Moving Mass

Figure B.1 depicts a free mass driven by an external force along an ideal frictionless surface in one dimension. Figure B.2 shows the electrical equivalent circuit for this scenario in which the external force is represented by a voltage source emitting $f(t)$ volts, and the mass is modeled by an inductor having the value $L=m$ Henrys.

Figure B.1: Physical diagram of an external force driving a mass along a frictionless surface.

Figure: Electrical equivalent circuit of the force-driven mass in Fig.B.1.

From Newton's second law of motion ``$f=ma$'', we have

$$f(t) = m\,a(t) \isdef m\,{\dot v}(t) \isdef m\,{\ddot x}(t).$$

Taking the unilateral Laplace transform and applying the differentiation theorem twice yields

$$\begin{eqnarray*} F(s) &=& m\,{\cal L}_s\{{\ddot x}\}\\ &=& m\left[\,s {\cal L... ...right\}\\ &=& m\left[s^2\,X(s) - s\,x(0) - {\dot x}(0)\right]. \end{eqnarray*}$$

Thus, given

• $F(s) =$ Laplace transform of the driving force $f(t)$,
• $x(0) =$ initial mass position, and
• ${\dot x}(0)\isdeftext v(0) =$ initial mass velocity,

we can solve algebraically for $X(s)$, the Laplace transform of the mass position for all $t\ge 0$. This Laplace transform can then be inverted to obtain the mass position $x(t)$ for all $t\ge 0$. This is the general outline of how Laplace-transform analysis goes for all linear, time-invariant (LTI) systems.
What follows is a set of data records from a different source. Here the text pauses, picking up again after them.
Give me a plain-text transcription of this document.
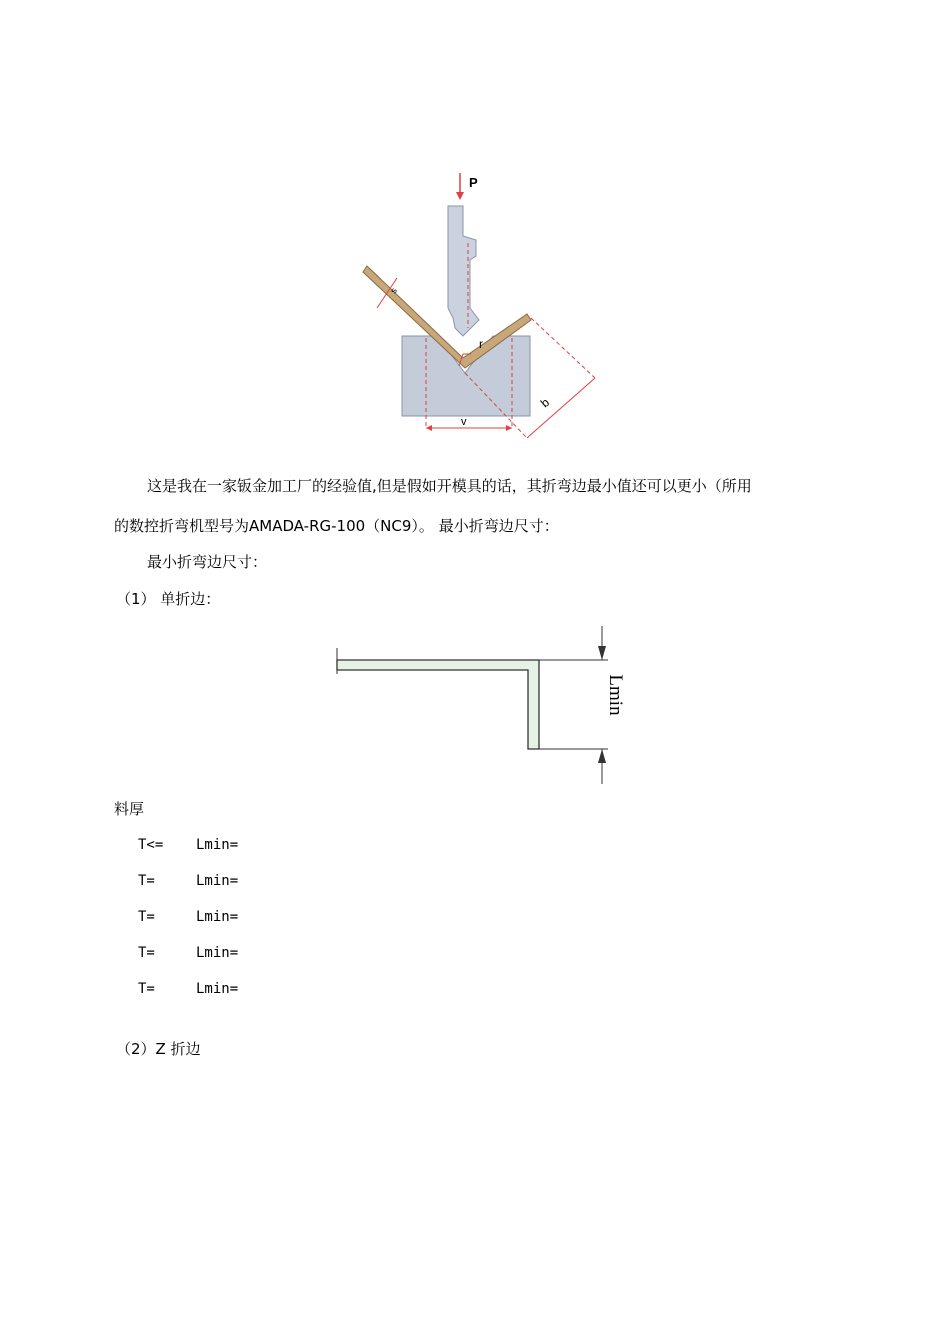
P
s
r
v
b
这是我在一家钣金加工厂的经验值,但是假如开模具的话，其折弯边最小值还可以更小（所用
的数控折弯机型号为AMADA-RG-100（NC9）。 最小折弯边尺寸：
最小折弯边尺寸：
（1） 单折边：
Lmin
料厚
T<= Lmin=
T=	Lmin=
T=	Lmin=
T=	Lmin=
T=	Lmin=
（2）Z 折边
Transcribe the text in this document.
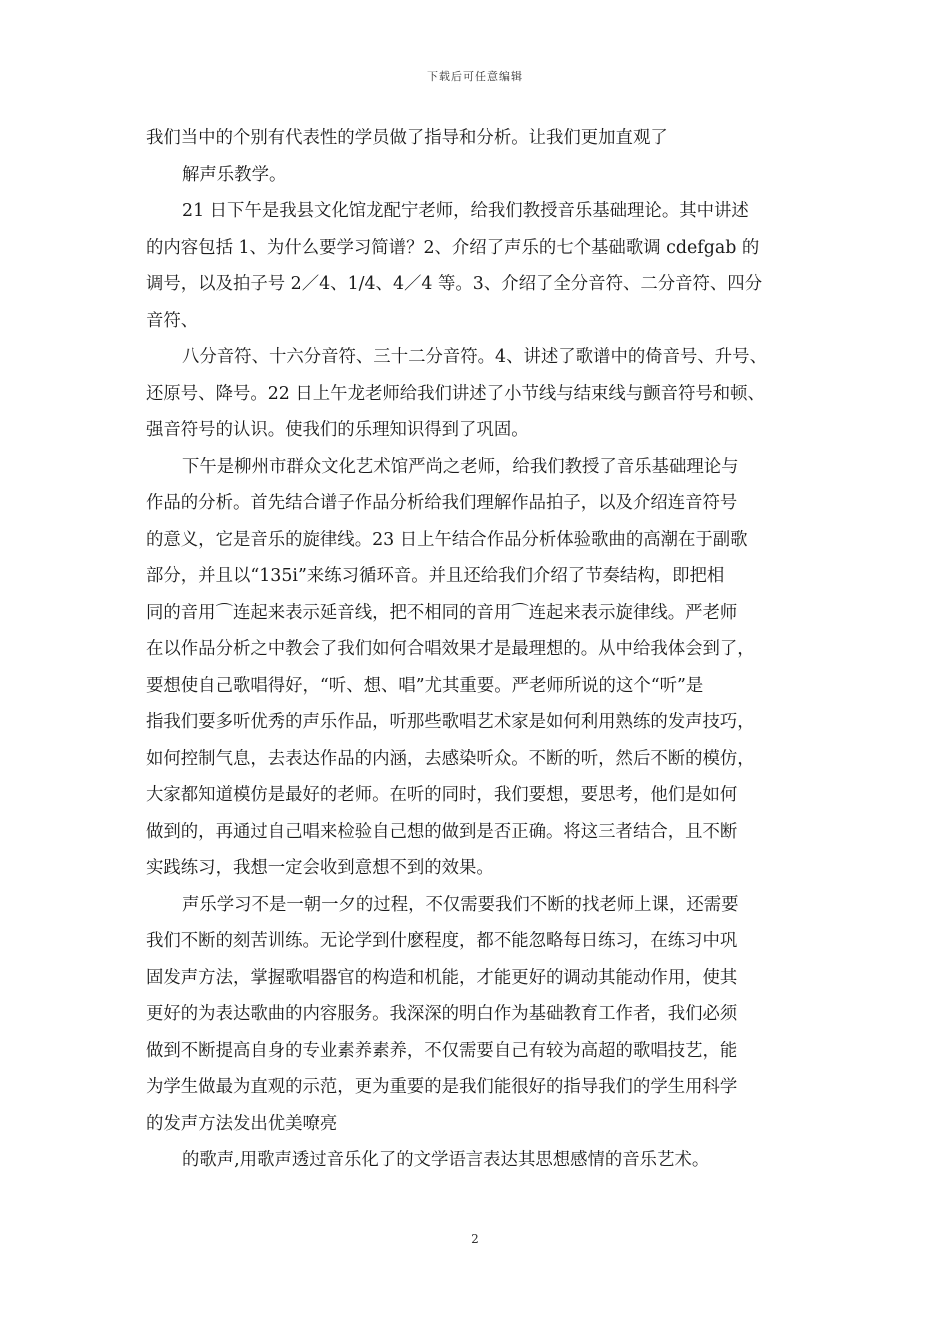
下载后可任意编辑
我们当中的个别有代表性的学员做了指导和分析。让我们更加直观了
解声乐教学。
21 日下午是我县文化馆龙配宁老师，给我们教授音乐基础理论。其中讲述
的内容包括 1、为什么要学习简谱？2、介绍了声乐的七个基础歌调 cdefgab 的
调号，以及拍子号 2／4、1/4、4／4 等。3、介绍了全分音符、二分音符、四分
音符、
八分音符、十六分音符、三十二分音符。4、讲述了歌谱中的倚音号、升号、
还原号、降号。22 日上午龙老师给我们讲述了小节线与结束线与颤音符号和顿、
强音符号的认识。使我们的乐理知识得到了巩固。
下午是柳州市群众文化艺术馆严尚之老师，给我们教授了音乐基础理论与
作品的分析。首先结合谱子作品分析给我们理解作品拍子，以及介绍连音符号
的意义，它是音乐的旋律线。23 日上午结合作品分析体验歌曲的高潮在于副歌
部分，并且以“135i”来练习循环音。并且还给我们介绍了节奏结构，即把相
同的音用⌒连起来表示延音线，把不相同的音用⌒连起来表示旋律线。严老师
在以作品分析之中教会了我们如何合唱效果才是最理想的。从中给我体会到了，
要想使自己歌唱得好，“听、想、唱”尤其重要。严老师所说的这个“听”是
指我们要多听优秀的声乐作品，听那些歌唱艺术家是如何利用熟练的发声技巧，
如何控制气息，去表达作品的内涵，去感染听众。不断的听，然后不断的模仿，
大家都知道模仿是最好的老师。在听的同时，我们要想，要思考，他们是如何
做到的，再通过自己唱来检验自己想的做到是否正确。将这三者结合，且不断
实践练习，我想一定会收到意想不到的效果。
声乐学习不是一朝一夕的过程，不仅需要我们不断的找老师上课，还需要
我们不断的刻苦训练。无论学到什麽程度，都不能忽略每日练习，在练习中巩
固发声方法，掌握歌唱器官的构造和机能，才能更好的调动其能动作用，使其
更好的为表达歌曲的内容服务。我深深的明白作为基础教育工作者，我们必须
做到不断提高自身的专业素养素养，不仅需要自己有较为高超的歌唱技艺，能
为学生做最为直观的示范，更为重要的是我们能很好的指导我们的学生用科学
的发声方法发出优美嘹亮
的歌声,用歌声透过音乐化了的文学语言表达其思想感情的音乐艺术。
2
For nonlinear and/or time-varying systems, Laplace-transform analysis cannot, strictly speaking, be used at all.

If the applied external force $f(t)$ is zero, then, by linearity of the Laplace transform, so is $F(s)$, and we readily obtain

$$X(s) = \frac{x(0)}{s} + \frac{{\dot x}(0)}{s^2} = \frac{x(0)}{s} + \frac{v(0)}{s^2}.$$

Since $1/s$ is the Laplace transform of the Heaviside unit-step function

$$u(t)\isdef \left\{\begin{array}{ll} 0, & t<0 \\ [5pt] 1, & t\ge 0 \\ \end{array}\right.,$$

we find that the position of the mass $x(t)$ is given for all time by

$$x(t) = x(0)\,u(t) + v(0)\,t\,u(t).$$

Thus, for example, a nonzero initial position $x(0)=x_0$ and zero initial velocity $v(0)=0$ results in $x(t)=x_0$ for all $t\ge 0$; that is, the mass ``just sits there''.^B.3 Similarly, any initial velocity $v(0)$ is integrated with respect to time, meaning that the mass moves forever at the initial velocity.

To summarize, this simple example illustrated use the Laplace transform to solve for the motion of a simple physical system (an ideal mass) in response to initial conditions (no external driving forces). The system was described by a differential equation which was converted to an algebraic equation by the Laplace transform.